Source: United States Navy
From late February through early April, the 45-day international field campaign CAESAR, short for Cold-Air outbreak Experiment in the Sub-Arctic Region, focused on cold-air outbreaks that occur as cold Arctic air flows-out over warmer open waters between northern Norway and the Arctic ice edge.
Cold-air outbreaks, or CAOs—one of the most extreme meteorological air mass transformations on Earth—can occur when cold Arctic air flows over frozen land masses or sea ice to over much warmer open ocean waters resulting in the formation of convective boundary layers that produce hazardous winds and seas, and spawn small-scale, intense “polar lows.”
“Despite the profound impact that CAOs have on atmospheric and oceanic circulations in the Arctic, as well as the important implications for Navy operations, surprisingly little is known about the nature of intense surface flux impacts on the atmosphere and ocean boundary-layer structure,” Doyle said. “The nature of the air-sea-ice interaction and cloud processes in CAOs are rapid with abrupt transitions, which have been a roadblock to process understanding and model predictions.”
CAOs pose challenges to Navy operations because of the severe environmental conditions and the rapid changes in the atmosphere and ocean boundary layer properties that impact electromagnetic and acoustic propagation characteristics.
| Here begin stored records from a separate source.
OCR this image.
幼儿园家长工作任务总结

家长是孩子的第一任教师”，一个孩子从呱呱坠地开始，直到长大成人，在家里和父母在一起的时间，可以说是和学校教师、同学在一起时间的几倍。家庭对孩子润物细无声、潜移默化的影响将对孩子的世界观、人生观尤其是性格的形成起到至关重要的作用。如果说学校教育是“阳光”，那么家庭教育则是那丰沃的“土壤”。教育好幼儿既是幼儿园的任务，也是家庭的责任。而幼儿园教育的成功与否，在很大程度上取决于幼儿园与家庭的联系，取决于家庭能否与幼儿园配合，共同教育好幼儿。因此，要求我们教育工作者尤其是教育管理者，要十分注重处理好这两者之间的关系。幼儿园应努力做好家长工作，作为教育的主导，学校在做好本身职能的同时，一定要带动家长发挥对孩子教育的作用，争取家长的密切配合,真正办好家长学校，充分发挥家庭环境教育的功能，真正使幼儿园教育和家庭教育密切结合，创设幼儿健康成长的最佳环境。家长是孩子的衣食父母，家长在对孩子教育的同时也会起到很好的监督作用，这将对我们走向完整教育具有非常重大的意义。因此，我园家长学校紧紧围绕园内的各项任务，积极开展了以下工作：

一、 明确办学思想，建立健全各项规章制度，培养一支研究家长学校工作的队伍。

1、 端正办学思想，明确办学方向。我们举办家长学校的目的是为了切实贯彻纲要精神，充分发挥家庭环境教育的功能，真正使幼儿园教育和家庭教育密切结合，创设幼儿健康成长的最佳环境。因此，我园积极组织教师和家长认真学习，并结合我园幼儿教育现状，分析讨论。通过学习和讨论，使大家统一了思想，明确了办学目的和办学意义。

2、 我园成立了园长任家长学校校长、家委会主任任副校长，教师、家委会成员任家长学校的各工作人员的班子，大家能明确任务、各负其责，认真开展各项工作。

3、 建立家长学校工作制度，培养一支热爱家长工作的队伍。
The CAESAR mission seeks to investigate the marine atmospheric boundary layer characteristics and shallow, precipitating clouds that form during CAOs, as well as the mesoscale circulations that lead to polar low developments.
“Under favorable conditions the air-sea interaction intensifies, triggering shallow and vigorous convective cells that produce hazardous winds and seas, and under some conditions lead to the genesis of small-scale, intense polar lows,” Doyle said. “Conventional theories and model parameterizations in Arctic CAOs have been lacking this vital data and CAESAR will provide a detailed characterization that will form the basis for NRL boundary layer and coupled modeling studies.”
Based in Kiruna, Sweden, the CAESAR team will utilize the National Science Foundation (NSF)/National Center for Atmospheric Research (NCAR) center’s C-130 Hercules aircraft, with in situ and remote sensors and dropsondes for sampling the Arctic air mass—from the CAO origin at the ice edge through the transformation—as the boundary layer gets modified downstream. The C-130 suite of instruments also include airborne radar, LiDAR, and aerosol and cloud precipitation probes activated during CAO events.
CAESAR will also make use of Norwegian ground-based radars and instruments located on Norway’s Bear Island.